Trenches

Alright, I’ll admit it. I have no idea what I’m doing here. I mean, don’t get me wrong, I believe in the cause. I made my sign myself after a late night craft store run. The cashier was so funny, asking if we had a project for school.
“No, ma’am, we’re actively participating in our democracy.”
That had been my best friend’s flippant response. I’d seen this kind of thing on TV and I was scared. They kept saying it would be fine though. Somehow, I don’t think they really understood.

Now, I was trying not to cry as I heard shouting and loud bangs that sounded a lot like explosives to my ears. That was when he appeared out of the smoke. A tall man with dark hair cut military short. He was wearing wraparound shades that obscured his eyes, a bandanna over the lower half of his face, and a tight t-shirt with a Spartan logo on it. He grabbed my arm and hauled me up.
“Come on, kid. How’re you doing?”
I tried to speak and started coughing. He cursed in a language I didn’t understand and handed me a bottle and a bandanna.
“Swish and spit. Wet the bandanna and hold it over your mouth. Got me, kid?”
I nodded once, uncertain. We both heard the sound that caught his attention then. It was like a loud pop and then something hissing. I didn’t think, I just moved. Doing as he’d told me, I kept the bandanna over my mouth as I stayed low hoping this stuff worked like smoke. He grabbed my arm and pointed, making signs I’d never seen. I could follow it though. Grab the woman near us and follow him.
He led us up a side street where there were a few people working on a sort of street triage. He nodded to them, clearly knowing each and every one of them. My eyes were burning and tears streamed down my face. The woman we’d helped out was worse off though. Another woman grabbed a bottle of something and was talking quietly to her, saying she was here to help. Not to worry a bit.

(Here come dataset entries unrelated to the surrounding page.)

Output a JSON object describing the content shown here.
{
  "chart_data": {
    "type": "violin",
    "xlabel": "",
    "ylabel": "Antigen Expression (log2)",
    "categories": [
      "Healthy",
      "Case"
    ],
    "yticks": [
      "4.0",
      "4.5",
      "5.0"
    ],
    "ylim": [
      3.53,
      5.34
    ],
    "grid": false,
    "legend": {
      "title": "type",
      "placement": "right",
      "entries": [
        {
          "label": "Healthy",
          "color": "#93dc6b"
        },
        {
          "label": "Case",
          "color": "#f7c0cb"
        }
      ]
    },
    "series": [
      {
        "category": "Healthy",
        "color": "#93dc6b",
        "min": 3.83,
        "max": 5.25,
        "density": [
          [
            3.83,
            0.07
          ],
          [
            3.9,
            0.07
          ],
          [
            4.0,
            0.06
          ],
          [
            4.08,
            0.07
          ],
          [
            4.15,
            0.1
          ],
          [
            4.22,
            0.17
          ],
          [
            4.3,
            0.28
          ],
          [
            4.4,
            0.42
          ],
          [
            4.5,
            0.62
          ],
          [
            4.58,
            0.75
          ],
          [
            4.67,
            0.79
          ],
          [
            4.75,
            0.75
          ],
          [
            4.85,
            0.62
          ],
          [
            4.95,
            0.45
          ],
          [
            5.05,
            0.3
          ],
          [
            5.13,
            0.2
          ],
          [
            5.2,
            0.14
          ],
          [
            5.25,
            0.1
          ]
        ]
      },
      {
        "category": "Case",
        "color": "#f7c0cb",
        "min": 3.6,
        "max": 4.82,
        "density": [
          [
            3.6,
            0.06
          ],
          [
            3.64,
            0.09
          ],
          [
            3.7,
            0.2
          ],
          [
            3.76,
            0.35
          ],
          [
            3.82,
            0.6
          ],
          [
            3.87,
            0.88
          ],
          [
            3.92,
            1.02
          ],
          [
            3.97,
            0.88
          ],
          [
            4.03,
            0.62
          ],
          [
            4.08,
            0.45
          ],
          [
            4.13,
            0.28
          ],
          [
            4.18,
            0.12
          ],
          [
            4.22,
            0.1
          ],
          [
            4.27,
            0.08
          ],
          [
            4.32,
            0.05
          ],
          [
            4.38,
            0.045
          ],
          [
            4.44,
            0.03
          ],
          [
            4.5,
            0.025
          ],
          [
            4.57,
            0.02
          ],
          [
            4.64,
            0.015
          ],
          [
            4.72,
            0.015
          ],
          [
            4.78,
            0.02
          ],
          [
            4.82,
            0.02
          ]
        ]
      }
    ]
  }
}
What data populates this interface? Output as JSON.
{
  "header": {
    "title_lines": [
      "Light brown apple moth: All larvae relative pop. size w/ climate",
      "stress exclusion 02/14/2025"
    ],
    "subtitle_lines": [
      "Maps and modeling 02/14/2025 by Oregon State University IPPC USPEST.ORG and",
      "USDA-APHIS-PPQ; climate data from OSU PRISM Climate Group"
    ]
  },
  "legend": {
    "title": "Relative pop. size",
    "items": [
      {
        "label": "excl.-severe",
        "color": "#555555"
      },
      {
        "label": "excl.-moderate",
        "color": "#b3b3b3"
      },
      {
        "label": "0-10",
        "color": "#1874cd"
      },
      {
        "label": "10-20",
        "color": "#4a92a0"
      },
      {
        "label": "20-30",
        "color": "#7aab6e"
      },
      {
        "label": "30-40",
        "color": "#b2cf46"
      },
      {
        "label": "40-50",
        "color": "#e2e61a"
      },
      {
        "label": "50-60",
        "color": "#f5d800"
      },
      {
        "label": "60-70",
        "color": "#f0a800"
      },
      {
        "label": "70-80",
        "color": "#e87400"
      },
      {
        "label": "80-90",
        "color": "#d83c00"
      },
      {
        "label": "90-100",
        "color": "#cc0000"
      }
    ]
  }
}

When my eyes were clear, I started helping. He coached me, teaching me things I never thought I would learn. I learned more about how medicine really works than I ever had before. And not gentle, kind, sterile medicine. This was rough and we could only do our best. Sometimes, I wondered what he was doing here. He was a soldier. He had to be. But he just laughed and said he fought in these trenches now, in this new kind of war for liberty. If he was a general, I think I would follow him to the ends of the earth.
“Come on, kid. You and me, we’ve got more people to help.”